Intel Gives Details on Future AI Chips as It Shifts Strategy (reuters.com) 36

Intel on Monday provided a handful of new details on a chip for artificial intelligence (AI) computing it plans to introduce in 2025 as it shifts strategy to compete against Nvidia and Advanced Micro Devices. From a report: At a supercomputing conference in Germany on Monday, Intel said its forthcoming "Falcon Shores" chip will have 288 gigabytes of memory and support 8-bit floating point computation. Those technical specifications are important as artificial intelligence models similar to services like ChatGPT have exploded in size, and businesses are looking for more powerful chips to run them.

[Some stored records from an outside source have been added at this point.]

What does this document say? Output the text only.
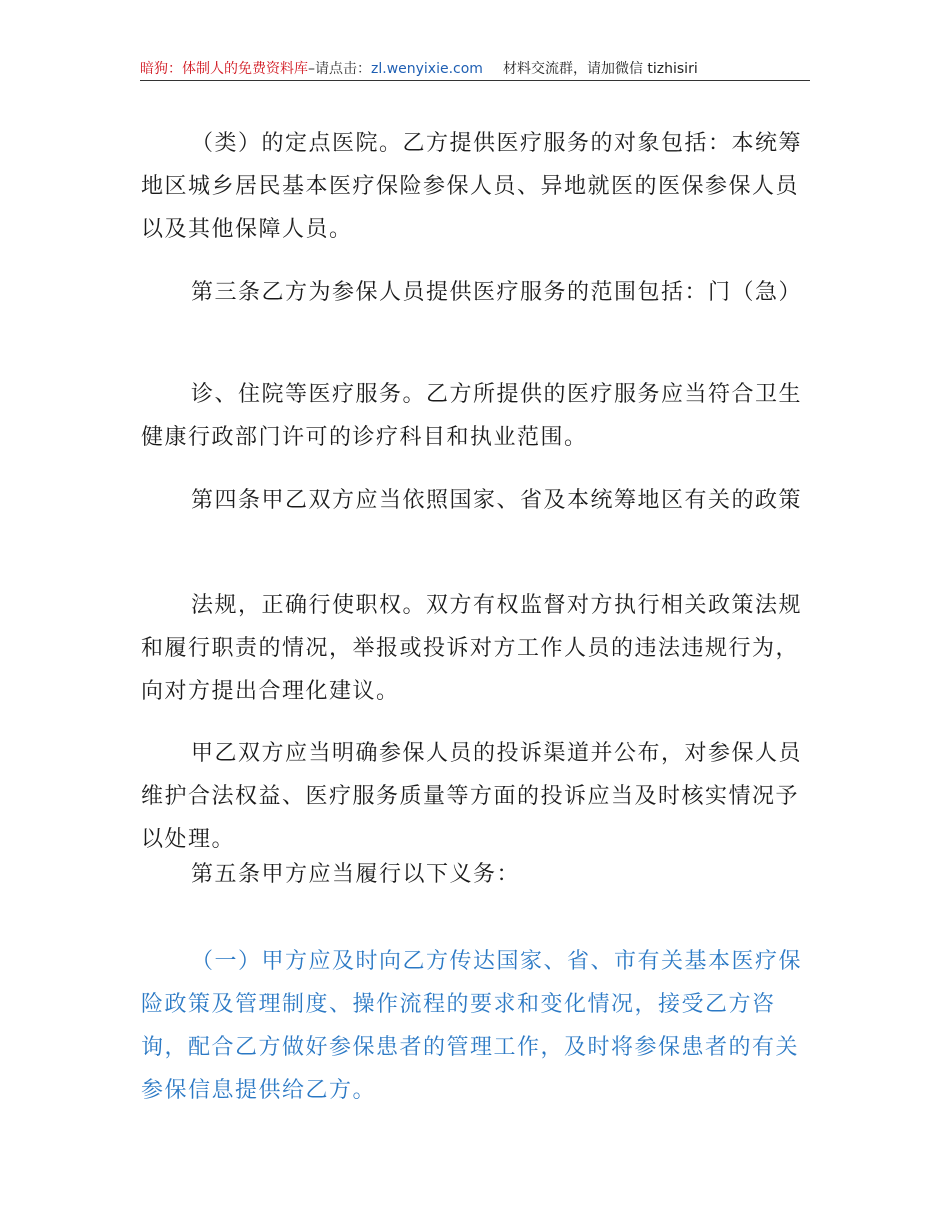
暗狗：体制人的免费资料库–请点击：zl.wenyixie.com 材料交流群，请加微信 tizhisiri

（类）的定点医院。乙方提供医疗服务的对象包括：本统筹地区城乡居民基本医疗保险参保人员、异地就医的医保参保人员以及其他保障人员。

第三条乙方为参保人员提供医疗服务的范围包括：门（急）

诊、住院等医疗服务。乙方所提供的医疗服务应当符合卫生健康行政部门许可的诊疗科目和执业范围。

第四条甲乙双方应当依照国家、省及本统筹地区有关的政策

法规，正确行使职权。双方有权监督对方执行相关政策法规和履行职责的情况，举报或投诉对方工作人员的违法违规行为，向对方提出合理化建议。

甲乙双方应当明确参保人员的投诉渠道并公布，对参保人员维护合法权益、医疗服务质量等方面的投诉应当及时核实情况予以处理。

第五条甲方应当履行以下义务：

（一）甲方应及时向乙方传达国家、省、市有关基本医疗保险政策及管理制度、操作流程的要求和变化情况，接受乙方咨询，配合乙方做好参保患者的管理工作，及时将参保患者的有关参保信息提供给乙方。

The details are also among the first to trickle out as Intel carries out a strategy shift to catch up to Nvidia, which leads the market in chips for AI, and AMD, which is expected to challenge Nvidia's position with a chip called the MI300. Intel, by contrast, has essentially no market share after its would-be Nvidia competitor, a chip called Ponte Vecchio, suffered years of delays. Intel on Monday said it has nearly completed shipments for Argonne National Lab's Aurora supercomputer based on Ponte Vecchio, which Intel claims has better performance than Nvidia's latest AI chip, the H100. But Intel's Falcon Shores follow-on chip won't be to market until 2025, when Nvidia will likely have another chip of its own out.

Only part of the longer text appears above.